I caught this article on Reddit this weekend and had definite mixed feelings about it. Many of their suggestions were obviously good ideas—calling SetTimeout() with a string is obviously stupid, as are 90% of the possible uses of eval() and Function(). The advice on what causes the DOM to repaint and reflow was interesting and informative.
It would have been a really good article except that some of their advice seemed weak. Some of what was masquerading as optimization “advice” seemed more like work-arounds for a substandard javascript implementation.
Take this for example:
var min = Math.min(a,b); A.push(v);
These alternatives provide the same functionality, while performing better:
var min = a < b ? a : b; A[A.length] = v;
Yes, I can see in someone’s world that might perform better. But come on, the compiler/scanner should be able to produce the equivalent code. Anything less is a failing of your browser and not an “unoptimized” program. Do you really expect people to crappify their programs because your browser can’t properly optimize javascript for you?
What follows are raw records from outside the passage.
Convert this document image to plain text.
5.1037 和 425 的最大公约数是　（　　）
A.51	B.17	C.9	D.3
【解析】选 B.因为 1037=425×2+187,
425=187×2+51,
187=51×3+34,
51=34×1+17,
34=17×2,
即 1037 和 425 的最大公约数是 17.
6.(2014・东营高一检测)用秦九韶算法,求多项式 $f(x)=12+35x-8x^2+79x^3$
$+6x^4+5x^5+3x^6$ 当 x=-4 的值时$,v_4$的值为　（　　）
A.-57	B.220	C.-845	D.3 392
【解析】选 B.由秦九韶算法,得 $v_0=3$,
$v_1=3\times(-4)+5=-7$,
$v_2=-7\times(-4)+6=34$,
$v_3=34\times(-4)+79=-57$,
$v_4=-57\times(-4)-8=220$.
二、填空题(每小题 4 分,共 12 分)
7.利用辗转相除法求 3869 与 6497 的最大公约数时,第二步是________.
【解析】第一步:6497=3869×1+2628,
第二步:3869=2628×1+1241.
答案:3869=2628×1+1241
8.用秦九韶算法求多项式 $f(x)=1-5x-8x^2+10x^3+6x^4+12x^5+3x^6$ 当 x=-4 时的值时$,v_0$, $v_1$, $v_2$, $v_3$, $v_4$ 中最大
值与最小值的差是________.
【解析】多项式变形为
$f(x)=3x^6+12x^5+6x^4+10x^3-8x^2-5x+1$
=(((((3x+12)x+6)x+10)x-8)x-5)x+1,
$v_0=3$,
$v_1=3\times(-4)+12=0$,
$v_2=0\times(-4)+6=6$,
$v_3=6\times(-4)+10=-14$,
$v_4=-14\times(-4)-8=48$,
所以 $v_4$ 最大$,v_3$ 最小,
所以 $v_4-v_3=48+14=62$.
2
“Well,” I hear you say, “it’s interpreted, not compiled.” To which I say, yeah, well there’s your first problem. Fix that before telling me that I need to use stupid constructs to make my program go fast.
Here’s another example:
This example requires the script engine to create 21 new string objects, once for each time the length property is accessed, and once each time the charAt method is called:
var s = '0123456789'; for( var i = 0; i < s.length; i++ ) { s.charAt(i); }
This equivalent example creates just a single object, and will perform better as a result:
var s = new String('0123456789'); for( var i = 0; i < s.length; i++ ) { s.charAt(i); }
Again, this strikes me as being a failing of the compiler. I see no reason why the browser should instantiate a string object just to call its length(). A little bit of hard coding in your implementation can optimize that to a strlen() call or better—No object instantiation at all. What if someone overrode String.prototype.length()? That’s one if statement in C and some fallback code. Again, I don’t think my program should suffer because your browser doesn’t properly optimize things.
But then again, maybe I’m just crazy.